The docs of sklearn.compose.TransformedTargetRegressor
state that:
regressor object, default=None
Regressor object such as derived from
RegressorMixin
. This regressor will automatically be cloned each time prior to fitting. Ifregressor is None
,LinearRegression
is created and used.
What is the rationale behind cloning the given regressor
each time prior to fitting? Why would this be useful?
This behavior prevents, for example, the following code from working:
import numpy as np
from sklearn.preprocessing import StandardScaler
from sklearn.ensemble import RandomForestRegressor
from sklearn.pipeline import Pipeline
from sklearn.compose import TransformedTargetRegressor
X = np.random.default_rng(seed=1).normal(size=(100,3))
y = np.random.default_rng(seed=1).normal(size=100)
model = RandomForestRegressor()
pipeline = Pipeline(
steps=[
('normalize', StandardScaler()),
('model', model),
],
)
tt = TransformedTargetRegressor(regressor=pipeline, transformer=StandardScaler())
tt.fit(X, y)
print(model.feature_importances_)
It results in:
Traceback (most recent call last):
File "/tmp/test.py", line 21, in <module>
print(model.feature_importances_)
[...]
sklearn.exceptions.NotFittedError: This RandomForestRegressor instance is not fitted yet.
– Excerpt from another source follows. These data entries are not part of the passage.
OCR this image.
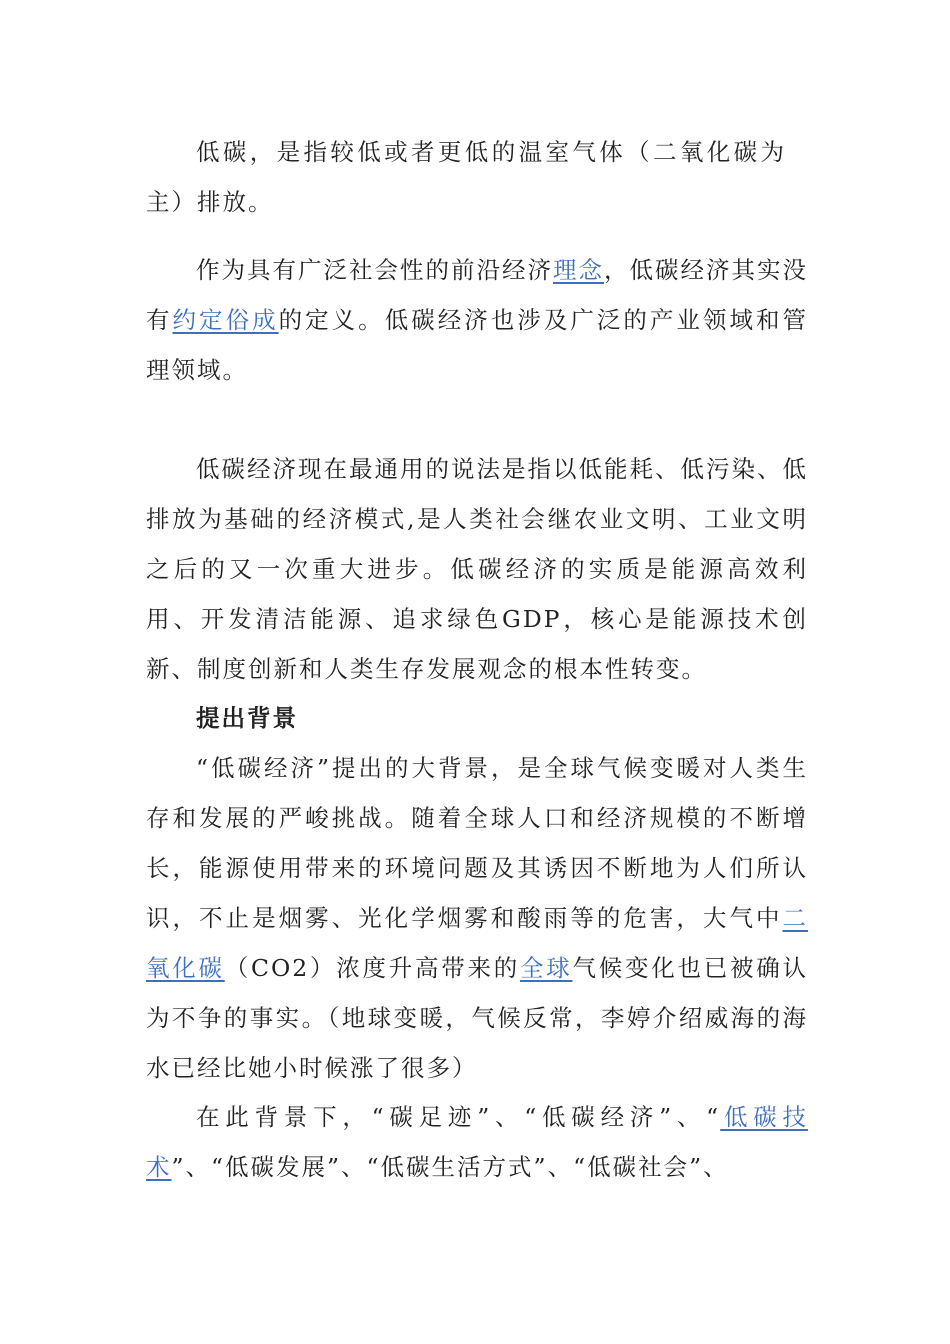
低碳，是指较低或者更低的温室气体（二氧化碳为主）排放。

作为具有广泛社会性的前沿经济理念，低碳经济其实没有约定俗成的定义。低碳经济也涉及广泛的产业领域和管理领域。

低碳经济现在最通用的说法是指以低能耗、低污染、低排放为基础的经济模式,是人类社会继农业文明、工业文明之后的又一次重大进步。低碳经济的实质是能源高效利用、开发清洁能源、追求绿色GDP，核心是能源技术创新、制度创新和人类生存发展观念的根本性转变。

提出背景

“低碳经济”提出的大背景，是全球气候变暖对人类生存和发展的严峻挑战。随着全球人口和经济规模的不断增长，能源使用带来的环境问题及其诱因不断地为人们所认识，不止是烟雾、光化学烟雾和酸雨等的危害，大气中二氧化碳（CO2）浓度升高带来的全球气候变化也已被确认为不争的事实。（地球变暖，气候反常，李婷介绍威海的海水已经比她小时候涨了很多）

在此背景下，“碳足迹”、“低碳经济”、“低碳技术”、“低碳发展”、“低碳生活方式”、“低碳社会”、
Call 'fit' with appropriate arguments before using this estimator.
which is not surprising given that the model
object is cloned by the TransformedTargetRegressor
.
So, is there a way to prevent this cloning behavior and make the above code work?
All sklearn meta-estimators (except Pipeline
) clone their base estimators; I can't confidently answer why the developers chose that paradigm.
But the fitted base estimators are always made available in new attributes: instead of
model.feature_importances_
use
tt.regressor_['model'].feature_importances_